A marriage made in … democracy? 

Last Thursday, at the 2018 Global Forum on Modern Direct Democracy, held at the Palazzo Senatorio in Rome, Italy, I talked about term limits. And initiative and referendum rights.

Italy’s populist Five Star Movement, the leading party in the new ruling coalition, supports both expanding direct citizen-​initiated democracy and the idea of limiting politicians to no more than two terms in office. So, imagine my enthusiasm on a morning panel of Italian academics, public officials, and practitioners of initiative and referendum.

I urged them to marry the two issues — term limits and direct democracy. Together, they counter-​balance the clear conflict of interest elected officials have with doing the will of the people.

“The citizens are ready,” offered Flavia Marzano, Rome’s City Minister for Citizens Participation, referring to direct democracy. “Maybe so far, politicians are not so ready.” 

She added, “We should merit the trust of the citizens.”

That afternoon, in keeping with the forum’s focus on cities, I delivered a short note on how after Nashville, Tennessee, voters passed term limits in 1994, the Metro Council has peppered the ballot with re-​votes in 1996, 1998, 2002, 2015 and now again this November.

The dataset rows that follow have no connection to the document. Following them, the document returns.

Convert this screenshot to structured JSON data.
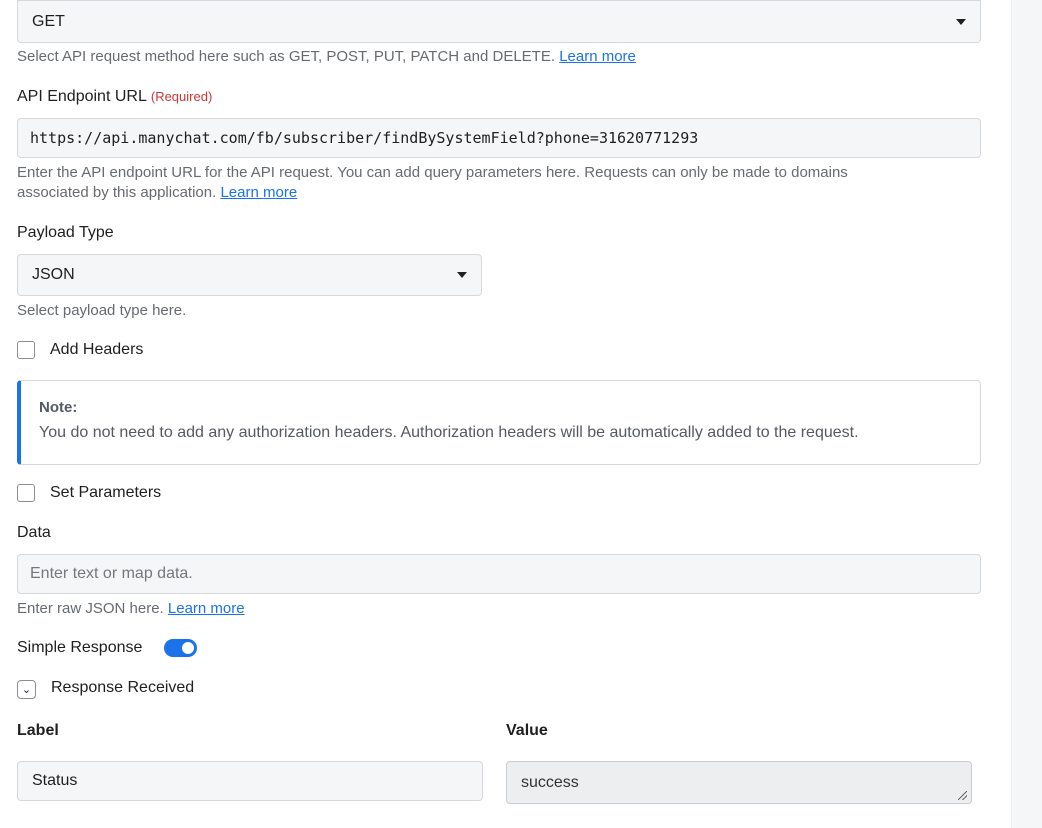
{
  "method": {
    "value": "GET",
    "hint": "Select API request method here such as GET, POST, PUT, PATCH and DELETE.",
    "learn_more": "Learn more"
  },
  "endpoint": {
    "label": "API Endpoint URL",
    "required": "(Required)",
    "value": "https://api.manychat.com/fb/subscriber/findBySystemField?phone=31620771293",
    "hint_line1": "Enter the API endpoint URL for the API request. You can add query parameters here. Requests can only be made to domains",
    "hint_line2": "associated by this application.",
    "learn_more": "Learn more"
  },
  "payload": {
    "label": "Payload Type",
    "value": "JSON",
    "hint": "Select payload type here."
  },
  "add_headers": {
    "label": "Add Headers",
    "checked": false
  },
  "note": {
    "title": "Note:",
    "text": "You do not need to add any authorization headers. Authorization headers will be automatically added to the request."
  },
  "set_parameters": {
    "label": "Set Parameters",
    "checked": false
  },
  "data_field": {
    "label": "Data",
    "placeholder": "Enter text or map data.",
    "hint": "Enter raw JSON here.",
    "learn_more": "Learn more"
  },
  "simple_response": {
    "label": "Simple Response",
    "enabled": true
  },
  "response_received": {
    "label": "Response Received",
    "expanded": true
  },
  "response_table": {
    "label_header": "Label",
    "value_header": "Value",
    "rows": [
      {
        "label": "Status",
        "value": "success"
      }
    ]
  },
  "colors": {
    "accent": "#1a73e8",
    "required": "#d13438"
  }
}
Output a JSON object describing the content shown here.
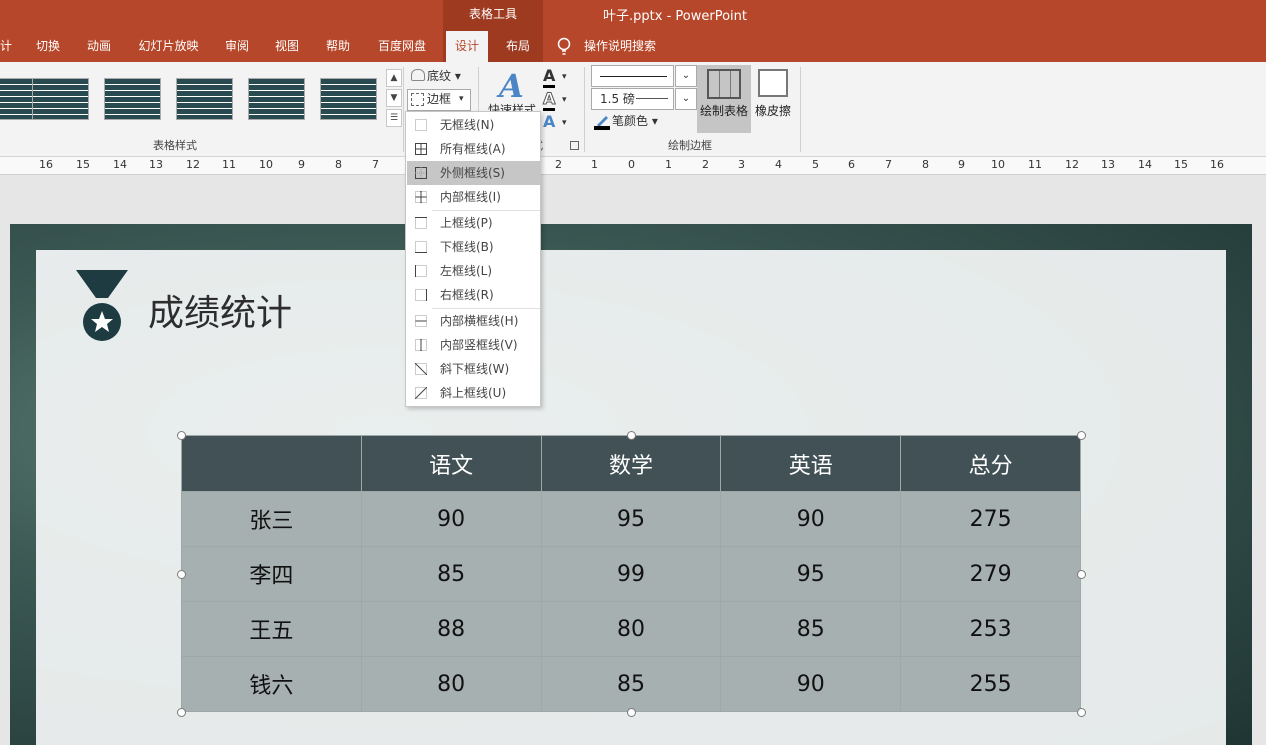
{
  "titlebar": {
    "context_label": "表格工具",
    "window_title": "叶子.pptx  -  PowerPoint"
  },
  "tabs": {
    "cut_partial": "计",
    "transitions": "切换",
    "animations": "动画",
    "slideshow": "幻灯片放映",
    "review": "审阅",
    "view": "视图",
    "help": "帮助",
    "baidu": "百度网盘",
    "design": "设计",
    "layout": "布局",
    "tell_me": "操作说明搜索"
  },
  "ribbon": {
    "table_styles_group": "表格样式",
    "shading": "底纹",
    "borders": "边框",
    "quick_styles": "快速样式",
    "wordart_group_partial": "式",
    "pen_weight": "1.5 磅",
    "pen_color": "笔颜色",
    "draw_table": "绘制表格",
    "eraser": "橡皮擦",
    "draw_borders_group": "绘制边框",
    "accent_color": "#b7472a"
  },
  "border_menu": {
    "items": [
      "无框线(N)",
      "所有框线(A)",
      "外侧框线(S)",
      "内部框线(I)",
      "上框线(P)",
      "下框线(B)",
      "左框线(L)",
      "右框线(R)",
      "内部横框线(H)",
      "内部竖框线(V)",
      "斜下框线(W)",
      "斜上框线(U)"
    ],
    "highlighted": "外侧框线(S)"
  },
  "ruler": {
    "labels": [
      "16",
      "15",
      "14",
      "13",
      "12",
      "11",
      "10",
      "9",
      "8",
      "7",
      "6",
      "5",
      "4",
      "3",
      "2",
      "1",
      "0",
      "1",
      "2",
      "3",
      "4",
      "5",
      "6",
      "7",
      "8",
      "9",
      "10",
      "11",
      "12",
      "13",
      "14",
      "15",
      "16"
    ]
  },
  "slide": {
    "title": "成绩统计",
    "table": {
      "headers": [
        "",
        "语文",
        "数学",
        "英语",
        "总分"
      ],
      "rows": [
        [
          "张三",
          "90",
          "95",
          "90",
          "275"
        ],
        [
          "李四",
          "85",
          "99",
          "95",
          "279"
        ],
        [
          "王五",
          "88",
          "80",
          "85",
          "253"
        ],
        [
          "钱六",
          "80",
          "85",
          "90",
          "255"
        ]
      ]
    }
  }
}
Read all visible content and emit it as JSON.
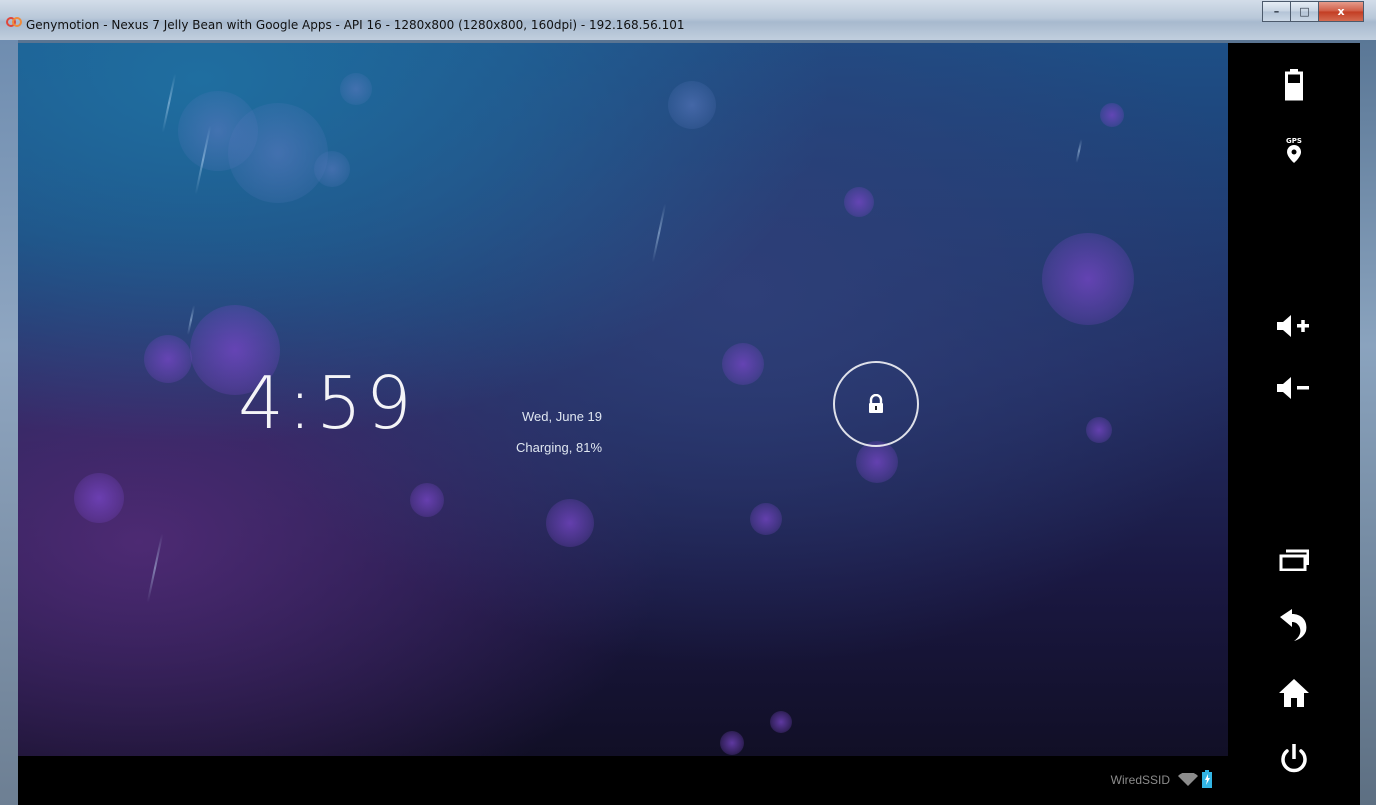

Thankfully, what seems like a novel idea in the political world was just common sense at the Global Forum. Here they recognize that, all over the world, people want to be free from tyranny. And all over the world, voters see term limits as an important way to prevent fiefdoms of incumbency, political stagnation and entrenchment, even dictatorship. 

This is Common Sense. I’m Paul Jacob.